Entscheidungsstichwort (Thema)
Krankenversicherung. Liposuktion. stationäre Behandlungsbedürftigkeit. ambulante Behandlungsbedürftigkeit. Abgrenzung
Leitsatz (amtlich)
1. Zur Beurteilung der medizinischen Notwendigkeit einer stationären Liposuktion in Abgrenzung zur ambulanten Behandlung sind die Kriterien der Leitlinien der Deutschen Gesellschaft für Ästhetische Chirurgie zur Liposuktion heranzuziehen.
2. Differenzierungskriterien zwischen ambulanter und stationärer Behandlungsbedürftigkeit sind danach die Menge des abzusaugenden Fettgewebes und die damit zusammenhängenden spezifischen Komplikationsmöglichkeiten.
3. Obwohl die Leitlinien für den außerhalb des Leistungsspektrums der gesetzlichen Krankenversicherung liegenden Anwendungsbereich der ästhetischen Chirurgie entwickelt worden sind, besitzen diese umfassende medizinische Relevanz.
4. Im Bereich der stationären Leistungserbringung müssen die Kriterien der evidenzbasierten Medizin nicht erfüllt sein.
Tenor
Auf die Berufung der Klägerin wird der Gerichtsbescheid des Sozialgerichtes Kassel vom 29. September 2010 aufgehoben.
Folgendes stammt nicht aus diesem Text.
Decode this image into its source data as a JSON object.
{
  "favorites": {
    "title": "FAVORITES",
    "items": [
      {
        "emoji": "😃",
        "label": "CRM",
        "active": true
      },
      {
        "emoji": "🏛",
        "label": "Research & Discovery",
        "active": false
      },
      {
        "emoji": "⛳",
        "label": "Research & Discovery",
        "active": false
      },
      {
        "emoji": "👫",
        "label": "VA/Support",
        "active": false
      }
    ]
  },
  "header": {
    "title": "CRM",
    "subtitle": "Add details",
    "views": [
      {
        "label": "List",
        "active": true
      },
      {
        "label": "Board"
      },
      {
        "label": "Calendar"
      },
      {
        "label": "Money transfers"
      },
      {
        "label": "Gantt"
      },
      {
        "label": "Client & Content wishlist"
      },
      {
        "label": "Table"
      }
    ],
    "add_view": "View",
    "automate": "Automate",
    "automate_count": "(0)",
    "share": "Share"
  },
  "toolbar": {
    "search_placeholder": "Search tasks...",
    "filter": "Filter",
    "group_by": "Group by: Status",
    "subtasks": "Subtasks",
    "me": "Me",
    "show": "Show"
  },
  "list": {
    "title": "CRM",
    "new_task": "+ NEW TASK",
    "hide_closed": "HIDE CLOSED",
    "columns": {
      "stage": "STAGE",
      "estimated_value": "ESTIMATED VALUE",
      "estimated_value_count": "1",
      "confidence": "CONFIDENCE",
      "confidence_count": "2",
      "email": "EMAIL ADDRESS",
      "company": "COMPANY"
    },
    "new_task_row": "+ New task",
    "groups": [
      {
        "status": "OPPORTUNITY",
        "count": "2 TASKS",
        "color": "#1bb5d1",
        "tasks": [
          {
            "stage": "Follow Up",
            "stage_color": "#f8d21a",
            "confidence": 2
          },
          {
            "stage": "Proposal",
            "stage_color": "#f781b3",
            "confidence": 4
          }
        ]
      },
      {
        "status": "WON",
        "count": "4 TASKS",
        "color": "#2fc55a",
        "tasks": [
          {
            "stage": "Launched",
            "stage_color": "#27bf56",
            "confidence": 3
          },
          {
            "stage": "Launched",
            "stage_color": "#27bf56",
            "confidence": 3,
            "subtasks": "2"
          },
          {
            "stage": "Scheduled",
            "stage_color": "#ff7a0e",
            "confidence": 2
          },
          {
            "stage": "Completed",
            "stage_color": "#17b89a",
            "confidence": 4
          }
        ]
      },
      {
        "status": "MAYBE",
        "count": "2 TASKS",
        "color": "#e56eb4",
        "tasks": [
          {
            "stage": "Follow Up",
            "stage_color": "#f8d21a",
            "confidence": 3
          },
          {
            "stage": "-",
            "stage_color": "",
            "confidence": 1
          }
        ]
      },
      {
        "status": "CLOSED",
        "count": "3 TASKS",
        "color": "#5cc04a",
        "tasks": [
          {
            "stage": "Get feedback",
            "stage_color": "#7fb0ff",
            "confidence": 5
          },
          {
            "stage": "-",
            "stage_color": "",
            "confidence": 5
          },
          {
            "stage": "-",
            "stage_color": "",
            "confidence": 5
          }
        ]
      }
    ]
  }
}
Die Beklagte wird unter Aufhebung des Bescheides vom 23. September 2009 in der Gestalt des Widerspruchsbescheides vom 18. Dezember 2009 verurteilt, die Klägerin mit Liposuktionen zur Behandlung des Lipödems der Arme und Beine und in der Gesäßregion im Rahmen eines stationären Krankenhausaufenthaltes zu versorgen.
Die Beklagte hat der Klägerin die zur zweckentsprechenden Rechtsverfolgung entstandenen notwendigen außergerichtlichen Kosten beider Instanzen zu erstatten.
Die Revision wird nicht zugelassen.
Tatbestand
Die Beteiligten streiten über den Anspruch der Klägerin auf Liposuktionen (Absaugungen von Fettdepotansammlungen) im Rahmen einer stationären Krankenhausbehandlung.
Die 1984 geborene und bei der Beklagten versicherte Klägerin leidet an einer Adipositas mit Beeinträchtigungen der Mobilität bei euthyreoter Stoffwechsellage und einem schmerzhaften Lipödem (Fettgewebsvermehrung) der oberen und unteren Extremitäten unter Beteiligung der Gesäßregion, welches mit Wassereinlagerungen (Ödemen) in das Gewebe einhergeht. Unter Vorlage einer ärztlichen Stellungnahme von Dr. QQ., leitender Arzt der JT.Klinik in BK., vom 16. Juli 2009 beantragte die Klägerin am 20. Juli 2009 die Kostenübernahme für die Durchführung einer wasserstrahlassistierten Liposuktion oder einer Liposuktion in Tumeszenz-Anästhesie. Die Behandlung sei aufgrund der massiven Verschlechterung des Krankheitsbildes indiziert und auch wirtschaftlich, da die Kompressionstherapie nur gegen das Ödem wirke und diese langfristig gesehen deutlich kostenintensiver sei. Nach Einholung eines Gutachtens bei dem Medizinischen Dienst der Krankenversicherung (MDK), Dr. WW., vom 12. August 2009 lehnte die Beklagte mit Bescheid vom 23. September 2009 die Kostenübernahme für eine Liposuktion ab. Die konservativen Therapiemöglichkeiten seien noch nicht ausgeschöpft, da neben einer Gewichtsreduktion auch Lymphdrainagen zu empfehlen seien. Den Widerspruch der Klägerin vom 30. Oktober 2009 wies die Beklagte mit Widerspruchsbescheid vom 18. Dezember 2009 zurück. Die ambulante Liposuktionsbehandlung sei bis jetzt noch nicht als vertragsärztliche Versorgung zulasten der Krankenkassen anerkannt. Sie gehöre zu den so genannten neuen Untersuchungs- und Behandlungsmethoden und nicht zum Leistungskatalog der gesetzlichen Krankenversicherung (GKV). Der Gemeinsame Bundesausschuss müsse insoweit feststellen, ob bei der Liposuktion ein diagnostischer oder therapeutischer Nutzen nachgewiesen werden könne. Eine diesbezügliche Bewertung des Gemeinsamen Bundesausschusses liege bisher noch nicht vor. Diese Rechtsauffassung habe bereits das Bundessozialgericht im Rahmen seiner Entscheidung vom 16. Dezember 2008, B 1 KR 11/08 R bestätigt.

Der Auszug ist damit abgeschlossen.